Good Heaven's ladies.......LMAO.....this was sent to me from a friend....I didn't do this...someone else did it!! I could not even imagine trying to get my leg up on the toilet seat let alone try to line up a wax strip in the netherworld. ha ha ha

Actually, I get cold chills just thinking about it!
Becca233
Aug 12 2009, 07:58 AM
QUOTE (Medium at Large @ Aug 11 2009, 10:20 PM)
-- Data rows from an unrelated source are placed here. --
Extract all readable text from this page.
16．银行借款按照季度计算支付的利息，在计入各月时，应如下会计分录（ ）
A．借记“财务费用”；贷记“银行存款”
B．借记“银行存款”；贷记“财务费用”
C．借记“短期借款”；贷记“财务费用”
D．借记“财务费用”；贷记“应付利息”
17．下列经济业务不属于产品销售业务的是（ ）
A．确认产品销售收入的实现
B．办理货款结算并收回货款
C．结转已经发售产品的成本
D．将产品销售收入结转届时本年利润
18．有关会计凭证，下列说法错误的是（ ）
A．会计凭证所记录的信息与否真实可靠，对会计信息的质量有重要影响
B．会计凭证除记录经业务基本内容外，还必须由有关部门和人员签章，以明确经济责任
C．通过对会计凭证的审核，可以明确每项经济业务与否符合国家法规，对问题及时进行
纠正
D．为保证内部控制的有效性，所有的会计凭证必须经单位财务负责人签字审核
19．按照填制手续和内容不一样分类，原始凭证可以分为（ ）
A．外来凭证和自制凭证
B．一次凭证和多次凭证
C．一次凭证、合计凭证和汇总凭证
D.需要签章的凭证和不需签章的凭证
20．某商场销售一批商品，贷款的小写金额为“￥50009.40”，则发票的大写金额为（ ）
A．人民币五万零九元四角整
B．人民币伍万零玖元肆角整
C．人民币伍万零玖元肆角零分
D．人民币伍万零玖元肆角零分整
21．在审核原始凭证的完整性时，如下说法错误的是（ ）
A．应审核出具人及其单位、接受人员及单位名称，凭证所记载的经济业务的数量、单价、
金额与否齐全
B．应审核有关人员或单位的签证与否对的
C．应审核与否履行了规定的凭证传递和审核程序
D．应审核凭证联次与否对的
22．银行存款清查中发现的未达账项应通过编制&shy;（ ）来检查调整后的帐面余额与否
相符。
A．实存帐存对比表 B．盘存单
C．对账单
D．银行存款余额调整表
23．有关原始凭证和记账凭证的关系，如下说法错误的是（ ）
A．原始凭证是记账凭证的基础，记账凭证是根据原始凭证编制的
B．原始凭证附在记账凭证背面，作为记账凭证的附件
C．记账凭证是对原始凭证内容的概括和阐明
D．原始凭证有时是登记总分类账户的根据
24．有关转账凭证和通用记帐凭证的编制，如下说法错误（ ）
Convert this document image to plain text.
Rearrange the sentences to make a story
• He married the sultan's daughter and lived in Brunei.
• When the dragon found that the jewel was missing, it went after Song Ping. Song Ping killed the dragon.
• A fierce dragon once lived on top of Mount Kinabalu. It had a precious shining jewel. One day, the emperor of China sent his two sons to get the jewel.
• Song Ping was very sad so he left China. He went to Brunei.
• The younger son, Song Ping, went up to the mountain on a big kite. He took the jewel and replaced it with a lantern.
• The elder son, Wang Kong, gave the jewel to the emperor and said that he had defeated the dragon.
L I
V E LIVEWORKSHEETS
Good Heaven's ladies.......LMAO.....this was sent to me from a friend....I didn't do this...someone else did it!! I could not even imagine trying to get my leg up on the toilet seat let alone try to line up a wax strip in the netherworld. ha ha ha

That's funny, cuz as I am reading it, I thought oh yea I heard this. But as I am reading it I am thinking OMG this actually happened to her!!!
That is priceless... Too Funny..
natesnonni
Aug 12 2009, 08:42 AM
That just lit up my morning. Tears are still rolling from laughing so hard. A keeper for sure. Thanks
lcypt
Aug 12 2009, 10:59 AM
LMAO PMP You should put a warning on this thread....'Depends' may be needed
davinci817
Aug 12 2009, 07:37 PM
I tell you what, I laughed and cried so hard last night I had a snotty nose for hours!